Держит основу навой; станок — разделяет тростинка;

Вот уж продет и уток меж острыми зубьями: пальцы

Перебирают его. Проводя между нитей основы

Зубьями берда, его прибивают они, ударяя.. .9

А что если бы довелось ему взглянуть на ткани нашего времени, из которых шьется ничего не прячущая одежда, не защищающая не только тела, но и стыдливости?

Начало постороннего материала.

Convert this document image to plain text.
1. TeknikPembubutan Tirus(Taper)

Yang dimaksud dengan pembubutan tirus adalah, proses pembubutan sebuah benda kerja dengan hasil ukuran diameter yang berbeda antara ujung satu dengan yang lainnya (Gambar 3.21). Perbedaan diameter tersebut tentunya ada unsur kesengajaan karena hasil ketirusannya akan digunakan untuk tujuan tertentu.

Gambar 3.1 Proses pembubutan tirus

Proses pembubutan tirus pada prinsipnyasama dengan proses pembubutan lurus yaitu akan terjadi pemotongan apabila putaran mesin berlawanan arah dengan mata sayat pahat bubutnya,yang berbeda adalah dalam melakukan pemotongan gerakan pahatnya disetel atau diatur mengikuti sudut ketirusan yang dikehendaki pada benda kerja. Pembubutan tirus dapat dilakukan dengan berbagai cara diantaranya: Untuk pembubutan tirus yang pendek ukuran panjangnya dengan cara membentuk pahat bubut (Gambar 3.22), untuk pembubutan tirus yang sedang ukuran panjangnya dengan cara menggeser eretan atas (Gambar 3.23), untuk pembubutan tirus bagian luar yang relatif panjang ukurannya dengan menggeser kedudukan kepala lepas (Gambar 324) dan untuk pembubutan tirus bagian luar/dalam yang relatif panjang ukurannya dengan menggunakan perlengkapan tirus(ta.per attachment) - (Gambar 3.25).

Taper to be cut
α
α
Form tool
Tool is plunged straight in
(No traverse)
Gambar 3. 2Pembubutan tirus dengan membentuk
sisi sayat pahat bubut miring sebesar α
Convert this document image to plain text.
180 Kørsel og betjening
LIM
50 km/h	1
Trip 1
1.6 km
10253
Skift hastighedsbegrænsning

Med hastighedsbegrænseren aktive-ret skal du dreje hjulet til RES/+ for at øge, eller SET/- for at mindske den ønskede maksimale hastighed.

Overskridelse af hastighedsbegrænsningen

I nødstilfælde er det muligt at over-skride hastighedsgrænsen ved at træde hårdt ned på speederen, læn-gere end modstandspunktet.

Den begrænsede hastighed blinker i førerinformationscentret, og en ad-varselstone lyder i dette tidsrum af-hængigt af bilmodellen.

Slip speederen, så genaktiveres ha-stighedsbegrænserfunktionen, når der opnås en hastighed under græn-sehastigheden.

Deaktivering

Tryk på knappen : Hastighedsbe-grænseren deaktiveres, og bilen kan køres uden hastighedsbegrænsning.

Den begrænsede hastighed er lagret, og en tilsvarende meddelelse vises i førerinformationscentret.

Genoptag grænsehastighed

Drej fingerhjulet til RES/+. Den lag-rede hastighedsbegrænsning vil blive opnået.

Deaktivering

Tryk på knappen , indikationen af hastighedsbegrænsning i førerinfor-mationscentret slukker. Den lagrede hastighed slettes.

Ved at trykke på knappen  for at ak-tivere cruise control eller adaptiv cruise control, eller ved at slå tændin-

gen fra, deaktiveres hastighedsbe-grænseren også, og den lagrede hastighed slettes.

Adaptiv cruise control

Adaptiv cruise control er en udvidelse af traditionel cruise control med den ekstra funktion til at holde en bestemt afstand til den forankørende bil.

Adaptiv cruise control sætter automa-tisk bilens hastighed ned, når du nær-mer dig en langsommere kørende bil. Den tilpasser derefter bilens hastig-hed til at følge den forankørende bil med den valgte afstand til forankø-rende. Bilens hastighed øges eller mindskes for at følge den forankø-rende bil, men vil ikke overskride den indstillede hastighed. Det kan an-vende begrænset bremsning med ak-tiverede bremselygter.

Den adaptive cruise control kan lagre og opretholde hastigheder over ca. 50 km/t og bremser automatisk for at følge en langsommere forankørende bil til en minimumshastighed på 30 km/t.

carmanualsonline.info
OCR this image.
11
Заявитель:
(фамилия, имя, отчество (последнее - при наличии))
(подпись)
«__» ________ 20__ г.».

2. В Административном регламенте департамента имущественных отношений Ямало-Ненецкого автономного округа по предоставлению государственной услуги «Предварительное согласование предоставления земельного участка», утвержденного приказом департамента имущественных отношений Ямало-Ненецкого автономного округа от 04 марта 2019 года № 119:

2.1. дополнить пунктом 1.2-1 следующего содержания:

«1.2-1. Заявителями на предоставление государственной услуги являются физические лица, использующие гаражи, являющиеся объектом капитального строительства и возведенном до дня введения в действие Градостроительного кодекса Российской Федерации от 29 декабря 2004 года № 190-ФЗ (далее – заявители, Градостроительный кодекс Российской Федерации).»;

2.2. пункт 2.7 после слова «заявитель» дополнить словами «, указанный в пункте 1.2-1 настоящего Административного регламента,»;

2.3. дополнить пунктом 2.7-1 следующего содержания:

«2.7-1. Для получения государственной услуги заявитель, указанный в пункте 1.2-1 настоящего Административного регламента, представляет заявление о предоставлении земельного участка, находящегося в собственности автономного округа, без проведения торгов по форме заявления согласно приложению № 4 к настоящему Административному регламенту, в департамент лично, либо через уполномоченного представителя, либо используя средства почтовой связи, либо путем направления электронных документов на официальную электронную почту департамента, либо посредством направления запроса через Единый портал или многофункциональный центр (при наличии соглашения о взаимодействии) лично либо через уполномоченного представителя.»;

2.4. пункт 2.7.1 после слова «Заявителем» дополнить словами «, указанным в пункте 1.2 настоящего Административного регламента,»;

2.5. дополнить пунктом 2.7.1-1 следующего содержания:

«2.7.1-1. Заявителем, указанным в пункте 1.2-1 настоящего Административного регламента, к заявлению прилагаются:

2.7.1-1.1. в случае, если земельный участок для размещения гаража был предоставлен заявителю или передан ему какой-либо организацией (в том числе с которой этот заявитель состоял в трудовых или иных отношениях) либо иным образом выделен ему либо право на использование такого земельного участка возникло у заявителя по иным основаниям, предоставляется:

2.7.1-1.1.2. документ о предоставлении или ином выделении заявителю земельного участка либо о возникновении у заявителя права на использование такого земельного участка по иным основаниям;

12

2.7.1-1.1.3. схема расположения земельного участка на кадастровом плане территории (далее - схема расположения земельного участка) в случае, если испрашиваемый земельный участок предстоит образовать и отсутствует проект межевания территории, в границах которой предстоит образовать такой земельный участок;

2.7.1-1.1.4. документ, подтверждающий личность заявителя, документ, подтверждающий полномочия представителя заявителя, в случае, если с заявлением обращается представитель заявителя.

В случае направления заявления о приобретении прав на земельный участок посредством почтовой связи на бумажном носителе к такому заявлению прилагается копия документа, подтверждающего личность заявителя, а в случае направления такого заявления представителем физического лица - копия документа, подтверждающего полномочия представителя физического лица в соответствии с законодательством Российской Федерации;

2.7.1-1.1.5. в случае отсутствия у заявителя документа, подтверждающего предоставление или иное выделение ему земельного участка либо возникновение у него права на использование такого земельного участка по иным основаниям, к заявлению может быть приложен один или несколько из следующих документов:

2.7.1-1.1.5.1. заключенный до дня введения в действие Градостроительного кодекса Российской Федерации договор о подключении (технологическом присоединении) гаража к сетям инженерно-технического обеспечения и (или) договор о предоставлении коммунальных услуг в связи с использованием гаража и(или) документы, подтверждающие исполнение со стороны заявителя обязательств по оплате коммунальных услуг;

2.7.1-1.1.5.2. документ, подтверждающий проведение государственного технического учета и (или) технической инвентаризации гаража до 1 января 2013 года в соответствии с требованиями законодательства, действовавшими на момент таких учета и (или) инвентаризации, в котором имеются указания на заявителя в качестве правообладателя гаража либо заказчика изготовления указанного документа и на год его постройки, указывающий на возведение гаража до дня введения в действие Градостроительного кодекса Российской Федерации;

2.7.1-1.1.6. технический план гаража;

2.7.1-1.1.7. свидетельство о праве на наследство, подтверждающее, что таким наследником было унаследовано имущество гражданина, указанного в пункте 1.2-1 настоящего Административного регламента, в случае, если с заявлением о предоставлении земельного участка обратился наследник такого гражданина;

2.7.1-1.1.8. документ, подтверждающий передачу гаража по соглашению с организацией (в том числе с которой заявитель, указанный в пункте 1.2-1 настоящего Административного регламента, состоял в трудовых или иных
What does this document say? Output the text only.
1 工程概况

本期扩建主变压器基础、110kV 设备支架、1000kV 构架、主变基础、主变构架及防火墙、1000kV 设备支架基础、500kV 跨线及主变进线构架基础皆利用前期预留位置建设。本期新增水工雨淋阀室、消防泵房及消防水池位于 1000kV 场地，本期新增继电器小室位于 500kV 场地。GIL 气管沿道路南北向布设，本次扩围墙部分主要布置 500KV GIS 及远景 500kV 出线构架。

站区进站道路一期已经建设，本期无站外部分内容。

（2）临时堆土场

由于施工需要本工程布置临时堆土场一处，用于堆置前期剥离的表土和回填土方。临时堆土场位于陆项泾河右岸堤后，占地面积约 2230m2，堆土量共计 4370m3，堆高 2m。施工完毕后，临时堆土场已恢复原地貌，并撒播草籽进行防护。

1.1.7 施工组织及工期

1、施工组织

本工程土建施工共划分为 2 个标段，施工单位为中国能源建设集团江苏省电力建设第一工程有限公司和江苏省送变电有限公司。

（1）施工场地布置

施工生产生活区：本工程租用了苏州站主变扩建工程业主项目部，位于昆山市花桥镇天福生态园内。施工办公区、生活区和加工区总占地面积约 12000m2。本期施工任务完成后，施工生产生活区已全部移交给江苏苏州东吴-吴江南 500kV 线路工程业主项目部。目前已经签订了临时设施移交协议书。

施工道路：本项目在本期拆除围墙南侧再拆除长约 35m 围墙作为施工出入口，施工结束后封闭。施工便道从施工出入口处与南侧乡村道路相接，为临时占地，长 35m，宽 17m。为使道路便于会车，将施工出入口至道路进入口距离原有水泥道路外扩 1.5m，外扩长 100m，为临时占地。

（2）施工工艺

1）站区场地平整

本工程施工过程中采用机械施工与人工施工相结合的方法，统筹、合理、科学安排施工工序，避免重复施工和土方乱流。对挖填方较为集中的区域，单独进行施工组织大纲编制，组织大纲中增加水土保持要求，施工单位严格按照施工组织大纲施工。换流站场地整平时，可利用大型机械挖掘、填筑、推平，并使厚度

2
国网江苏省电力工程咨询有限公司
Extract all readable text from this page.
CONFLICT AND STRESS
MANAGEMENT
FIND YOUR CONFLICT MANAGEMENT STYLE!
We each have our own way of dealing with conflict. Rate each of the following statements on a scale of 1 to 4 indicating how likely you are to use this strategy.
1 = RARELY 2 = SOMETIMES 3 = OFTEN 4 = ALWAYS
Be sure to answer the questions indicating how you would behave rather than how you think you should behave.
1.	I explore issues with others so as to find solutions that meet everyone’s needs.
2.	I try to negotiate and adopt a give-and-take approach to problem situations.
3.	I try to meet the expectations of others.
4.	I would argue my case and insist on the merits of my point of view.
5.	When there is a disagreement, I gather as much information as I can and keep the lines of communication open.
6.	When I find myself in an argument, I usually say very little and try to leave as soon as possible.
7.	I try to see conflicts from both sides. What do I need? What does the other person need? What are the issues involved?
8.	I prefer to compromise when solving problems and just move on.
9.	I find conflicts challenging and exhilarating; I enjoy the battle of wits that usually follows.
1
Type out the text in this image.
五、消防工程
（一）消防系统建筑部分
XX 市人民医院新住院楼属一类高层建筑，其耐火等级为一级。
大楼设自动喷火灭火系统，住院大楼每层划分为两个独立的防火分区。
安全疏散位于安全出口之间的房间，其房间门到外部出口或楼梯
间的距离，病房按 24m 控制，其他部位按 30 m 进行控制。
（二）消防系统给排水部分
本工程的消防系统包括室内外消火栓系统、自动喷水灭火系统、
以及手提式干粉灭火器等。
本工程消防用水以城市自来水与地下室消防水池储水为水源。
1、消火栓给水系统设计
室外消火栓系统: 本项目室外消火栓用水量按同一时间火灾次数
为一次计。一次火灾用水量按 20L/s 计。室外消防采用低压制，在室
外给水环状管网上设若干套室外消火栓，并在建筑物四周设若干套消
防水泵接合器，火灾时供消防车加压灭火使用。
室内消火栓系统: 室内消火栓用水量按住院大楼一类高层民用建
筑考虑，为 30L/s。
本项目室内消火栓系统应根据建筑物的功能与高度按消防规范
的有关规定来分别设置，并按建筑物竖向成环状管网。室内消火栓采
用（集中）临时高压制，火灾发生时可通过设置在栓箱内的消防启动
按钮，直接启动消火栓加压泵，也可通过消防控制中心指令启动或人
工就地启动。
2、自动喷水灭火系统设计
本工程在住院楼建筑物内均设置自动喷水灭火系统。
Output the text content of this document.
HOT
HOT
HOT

(21) Потом он переходит к земледельцам и не менее красноречиво описывает землю, однажды и дважды пропаханную плугом, чтобы рыхлая почва легче давала путь корням, а после брошенное в борозды семя и травы, выполотые вручную, затем чтобы случайные дикие всходы не погубили посева. И это, по его словам, есть дело мудреца, как будто сейчас землепашцы не придумывают много новых способов увеличить плодородие. (22) А потом, не довольствуясь этими уменьями, он посылает мудреца на мельницу и в пекарню. Вот что он рассказывает о том, как мудрец, подражая природе, стал выделывать хлебы: «Зерна во рту дробятся твердостью зубов, когда они сходятся, а что не попадает под них, то язык подталкивает к тем же зубам; потом примешивается слюна, чтобы глоток легче проскользнул в горло; а попав в утробу, пища переваривается теплом желудка и лишь тогда переходит в тело. (23) Следуя этому примеру, кто-то положил один шероховатый камень на другой, наподобие зубов, половина которых неподвижна и ожидает движенья другой половины. Потом трением камня о камень он стал дробить зерна, перемалывая их вновь и вновь, пока они, растертые много раз, не измельчались совсем. Затем он полил муку водой и принялся усердно месить ее, пока она не стала податливой; тогда он вылепил хлеб, который сперва пекся в горячей золе и на раскаленных кирпичах; позже были изобретены печи и другие устройства, где жар послушен нашему усмотренью». Не хватает только, чтобы он и сапожное ремесло объявил изобретеньем мудрецов!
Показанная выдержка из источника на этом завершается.